Comment 18 Neil Horman 2012-12-11 20:15:10 UTC
http://marc.info/?l=linux-kernel&m=135525604319158&w=2

New post, as akpm asked me to repost after 3.7 was released.  Daniel, if you want to chime in and ack it, that would be great :)

Comment 19 Neil Horman 2012-12-15 16:38:36 UTC
looks like a new version of this has landed in the  -mm tree, I'll pull that back shortly

Comment 20 Neil Horman 2012-12-17 15:21:53 UTC
ugh, oleg has found some additional issues to go over.  This will have to wait on that.

Comment 21 Neil Horman 2012-12-19 13:29:41 UTC
Ok, after some more discussion, I think we (hopefully) have no more work to do here.

Eric Biederman just merged this changeset into Linus' tree:
http://git.kernel.org/?p=linux/kernel/git/torvalds/linux.git;a=commit;h=6a2b60b17b3e48a418695a94bd2420f6ab32e519

And that should be available in 3.8 which I think will make RHEL7 (if not we can backport it).

These changes complete the work needed to allow a userspace process to convert all namespaces its in via the setns call (not just the net uts and mount namespaces).  So we can effectively use a global core_pattern to handle core pipes for all containers.  Its just the responsibility of the core_pattern application to make the swtich to the namespaces of the crashed process that its reading from.

The only work (arguably) left to do is to make core_pattern a per-namespace tunable, which is a much more tricky proposition, as theres not a particular namespace that core_pattern naturally belongs to.

I'll continue monitoring this, and either use this bug to backport the above changeset to RHEL7 or close it when/if we merge 3.8

Comment 22 Daniel Berrangé 2012-12-19 13:38:24 UTC
I wonder if there is a 'setns' command line utility that allows you to launch a process, attaching to a namespace eg so you could set core_pattern to

   setns %p /my/helper/program

I know there is an 'unshare' command in util-linux, but not found a 'setns' command yet.

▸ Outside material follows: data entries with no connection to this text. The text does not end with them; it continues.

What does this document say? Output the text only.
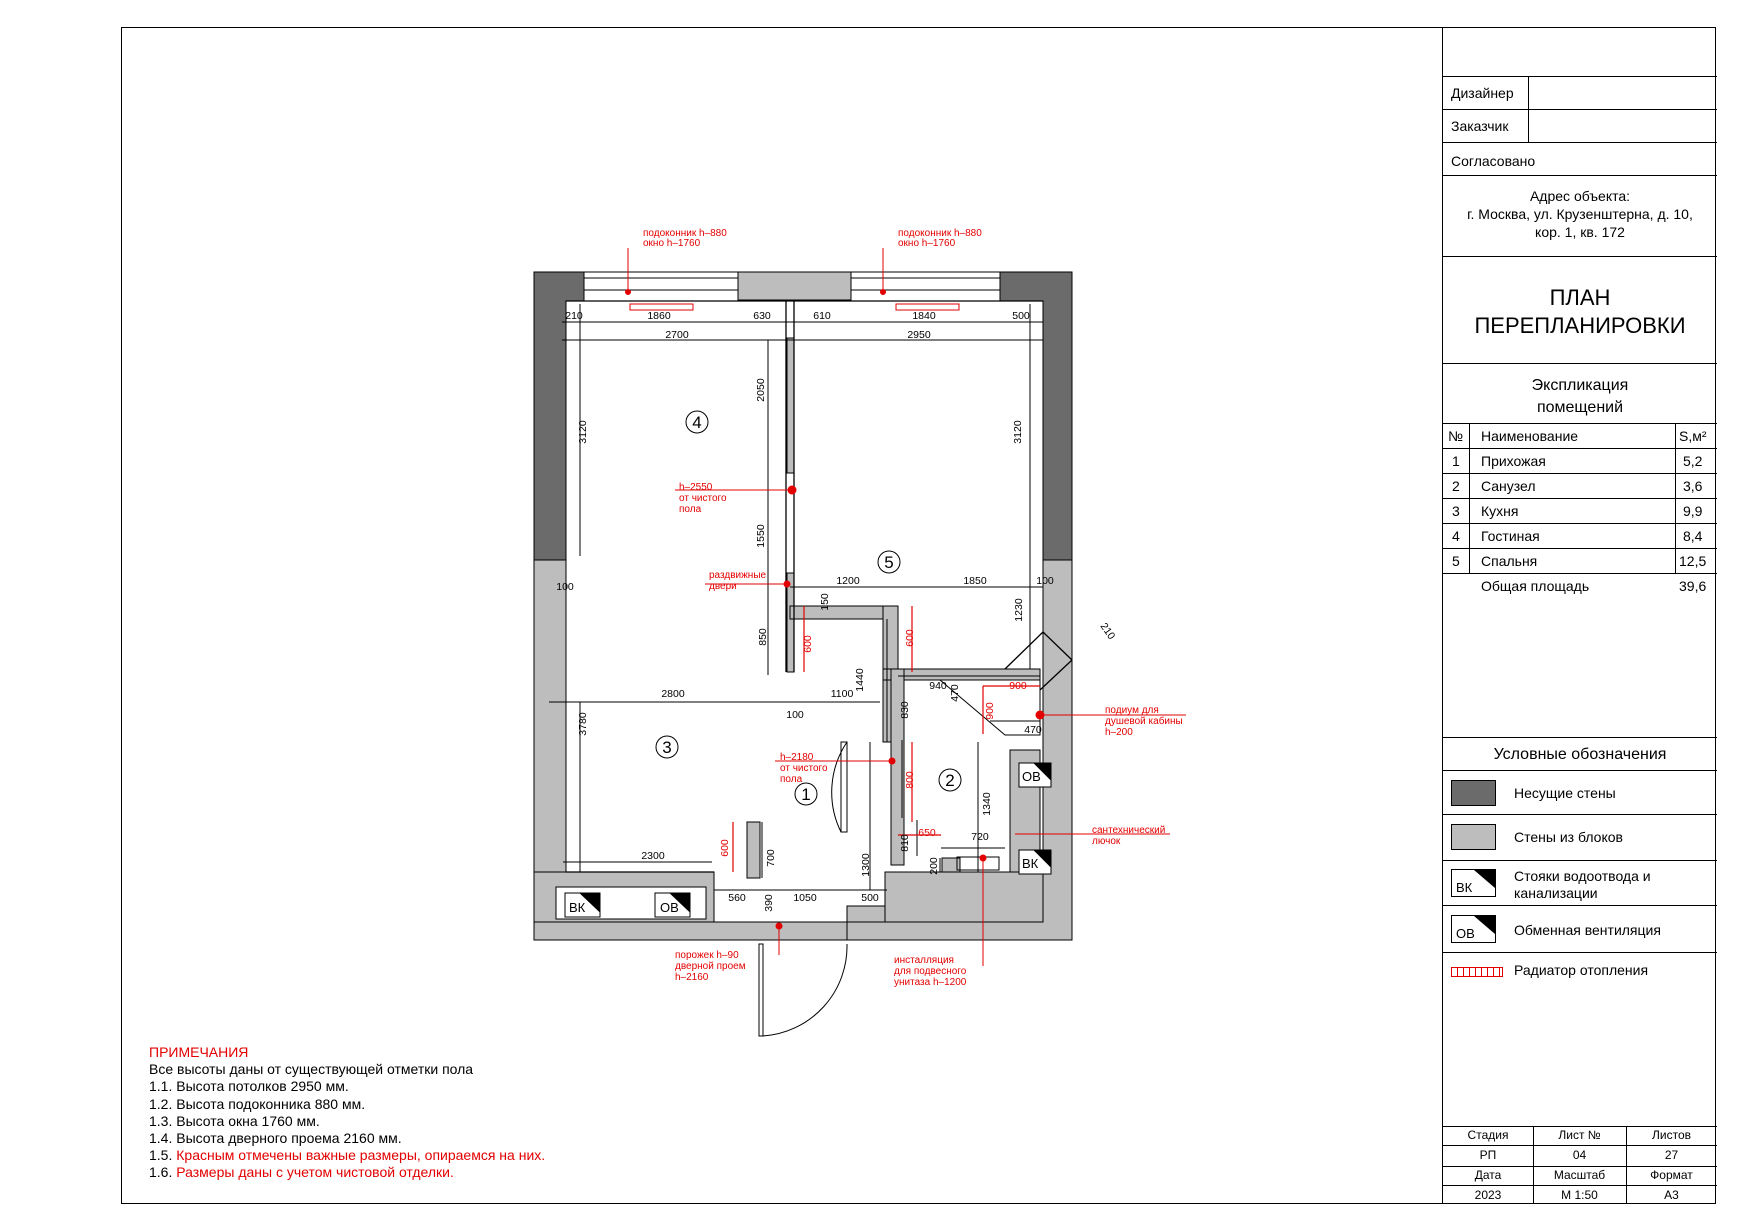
4
5
3
1
2
ВК	ОВ
ОВ
ВК
210	1860	630	610	1840	500
2700	2950
3120	3120
2050
1550
1200	1850	100
100
150
850
1230
2800
100
1100
1440	940 470
470
830
3780
1340
810	720
200
2300	700	1300
560	1050	500
390
210
600	600
900
900
800
650
600
подоконник h–880
окно h–1760
подоконник h–880
окно h–1760
h–2550
от чистого
пола
раздвижные
двери
h–2180
от чистого
пола
подиум для
душевой кабины
h–200
сантехнический
лючок
порожек h–90
дверной проем
h–2160
инсталляция
для подвесного
унитаза h–1200
ПРИМЕЧАНИЯ
Все высоты даны от существующей отметки пола
1.1. Высота потолков 2950 мм.
1.2. Высота подоконника 880 мм.
1.3. Высота окна 1760 мм.
1.4. Высота дверного проема 2160 мм.
1.5. Красным отмечены важные размеры, опираемся на них.
1.6. Размеры даны с учетом чистовой отделки.
Дизайнер
Заказчик
Согласовано
Адрес объекта:
г. Москва, ул. Крузенштерна, д. 10,
кор. 1, кв. 172
ПЛАН
ПЕРЕПЛАНИРОВКИ
Экспликация
помещений
№ Наименование	S,м²
1 Прихожая	5,2
2 Санузел	3,6
3 Кухня	9,9
4 Гостиная	8,4
5 Спальня	12,5
Общая площадь	39,6
Условные обозначения
Несущие стены
Стены из блоков
ВК
Стояки водоотвода и
канализации
ОВ	Обменная вентиляция
Радиатор отопления
Стадия	Лист №	Листов
РП	04	27
Дата	Масштаб	Формат
2023	М 1:50	А3
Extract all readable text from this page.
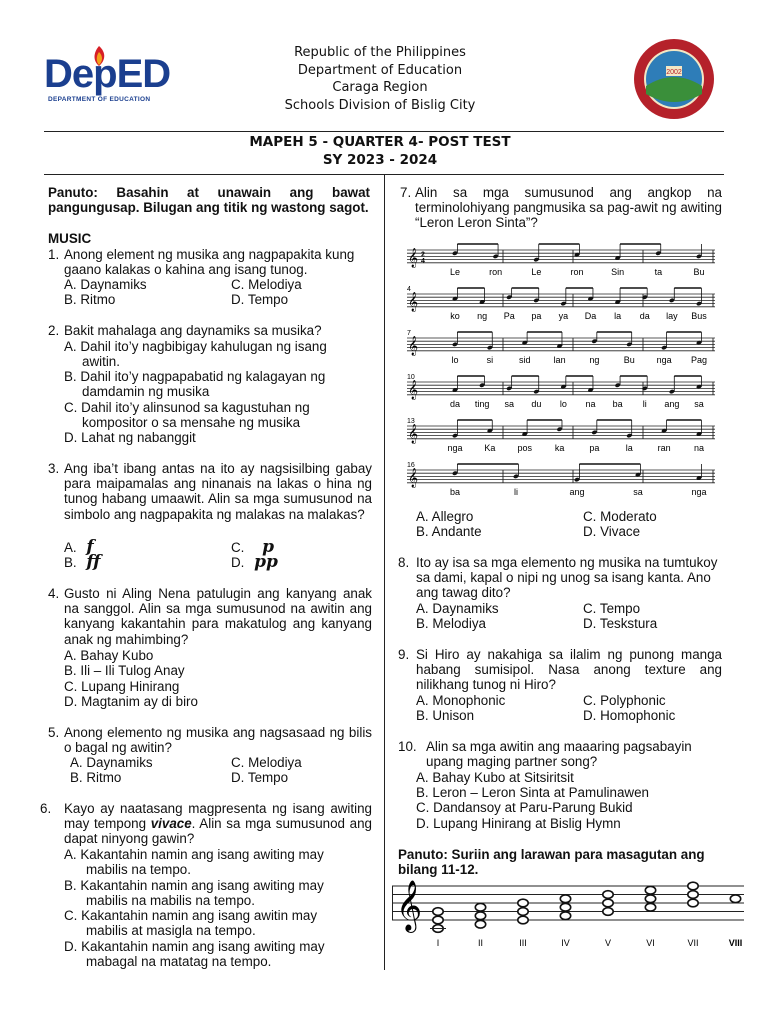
DepED
DEPARTMENT OF EDUCATION
Republic of the Philippines
Department of Education
Caraga Region
Schools Division of Bislig City
2002
MAPEH 5 - QUARTER 4- POST TEST
SY 2023 - 2024
Panuto: Basahin at unawain ang bawat pangungusap. Bilugan ang titik ng wastong sagot.
MUSIC
1. Anong element ng musika ang nagpapakita kung gaano kalakas o kahina ang isang tunog.
A. Daynamiks	C. Melodiya
B. Ritmo	D. Tempo
2. Bakit mahalaga ang daynamiks sa musika?
A. Dahil ito’y nagbibigay kahulugan ng isang
awitin.
B. Dahil ito’y nagpapabatid ng kalagayan ng
damdamin ng musika
C. Dahil ito’y alinsunod sa kagustuhan ng
kompositor o sa mensahe ng musika
D. Lahat ng nabanggit
3. Ang iba’t ibang antas na ito ay nagsisilbing gabay para maipamalas ang ninanais na lakas o hina ng tunog habang umaawit. Alin sa mga sumusunod na simbolo ang nagpapakita ng malakas na malakas?
A. f	C. p
B. ff	D. pp
4. Gusto ni Aling Nena patulugin ang kanyang anak na sanggol. Alin sa mga sumusunod na awitin ang kanyang kakantahin para makatulog ang kanyang anak ng mahimbing?
A. Bahay Kubo
B. Ili – Ili Tulog Anay
C. Lupang Hinirang
D. Magtanim ay di biro
5. Anong elemento ng musika ang nagsasaad ng bilis o bagal ng awitin?
A. Daynamiks	C. Melodiya
B. Ritmo	D. Tempo
6. Kayo ay naatasang magpresenta ng isang awiting may tempong vivace. Alin sa mga sumusunod ang dapat ninyong gawin?
A. Kakantahin namin ang isang awiting may
mabilis na tempo.
B. Kakantahin namin ang isang awiting may
mabilis na mabilis na tempo.
C. Kakantahin namin ang isang awitin may
mabilis at masigla na tempo.
D. Kakantahin namin ang isang awiting may
mabagal na matatag na tempo.
7. Alin sa mga sumusunod ang angkop na terminolohiyang pangmusika sa pag-awit ng awiting “Leron Leron Sinta”?
𝄞 2
4
Le	ron	Le	ron	Sin	ta	Bu
𝄞
4
ko ng Pa pa ya Da la da lay Bus
𝄞
7
lo	si	sid	lan	ng	Bu nga Pag
𝄞
10
da ting sa du lo na ba li ang sa
𝄞
13
nga Ka pos	ka	pa	la	ran	na
𝄞
16
ba	li	ang	sa	nga
A. Allegro	C. Moderato
B. Andante	D. Vivace
8. Ito ay isa sa mga elemento ng musika na tumtukoy sa dami, kapal o nipi ng unog sa isang kanta. Ano ang tawag dito?
A. Daynamiks	C. Tempo
B. Melodiya	D. Teskstura
9. Si Hiro ay nakahiga sa ilalim ng punong manga habang sumisipol. Nasa anong texture ang nilikhang tunog ni Hiro?
A. Monophonic	C. Polyphonic
B. Unison	D. Homophonic
10. Alin sa mga awitin ang maaaring pagsabayin upang maging partner song?
A. Bahay Kubo at Sitsiritsit
B. Leron – Leron Sinta at Pamulinawen
C. Dandansoy at Paru-Parung Bukid
D. Lupang Hinirang at Bislig Hymn
Panuto: Suriin ang larawan para masagutan ang bilang 11-12.
𝄞
I	II	III	IV	V	VI	VII	VIII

If one doesn't already exist, we might want to treat that as an RFE for util-linux to make this easier. Oh, and perhaps extend the 'core' man page to mention how to make the core helper run in a namespace

Comment 23 Neil Horman 2012-12-19 14:53:10 UTC
Currently there isn't any such command line utility, but there easily could be.  It would work in the same vein that taskset of numactl does, in which it would run, switch namespaces as specified, and then exec the requested program.

Comment 24 Neil Horman 2012-12-19 16:20:35 UTC
Created attachment 666220 [details]
sample program to run setns from the command line

Heres a quick and dirty (read: untested) setns command line program.  You still need root privs to run it (although that will go away in RHEL7).  But it allows you to specify the ipc/net/uts namespace of the process you want to migrate into.  That, coupled with the /proc/pid/root symlink, should let you migrate core-pattern to whatever namespace you want.  When Eric's new patch set gets pulled into RHEL7, this utiilty can be enhanced to migrate us to the pid and mount namespaces as well.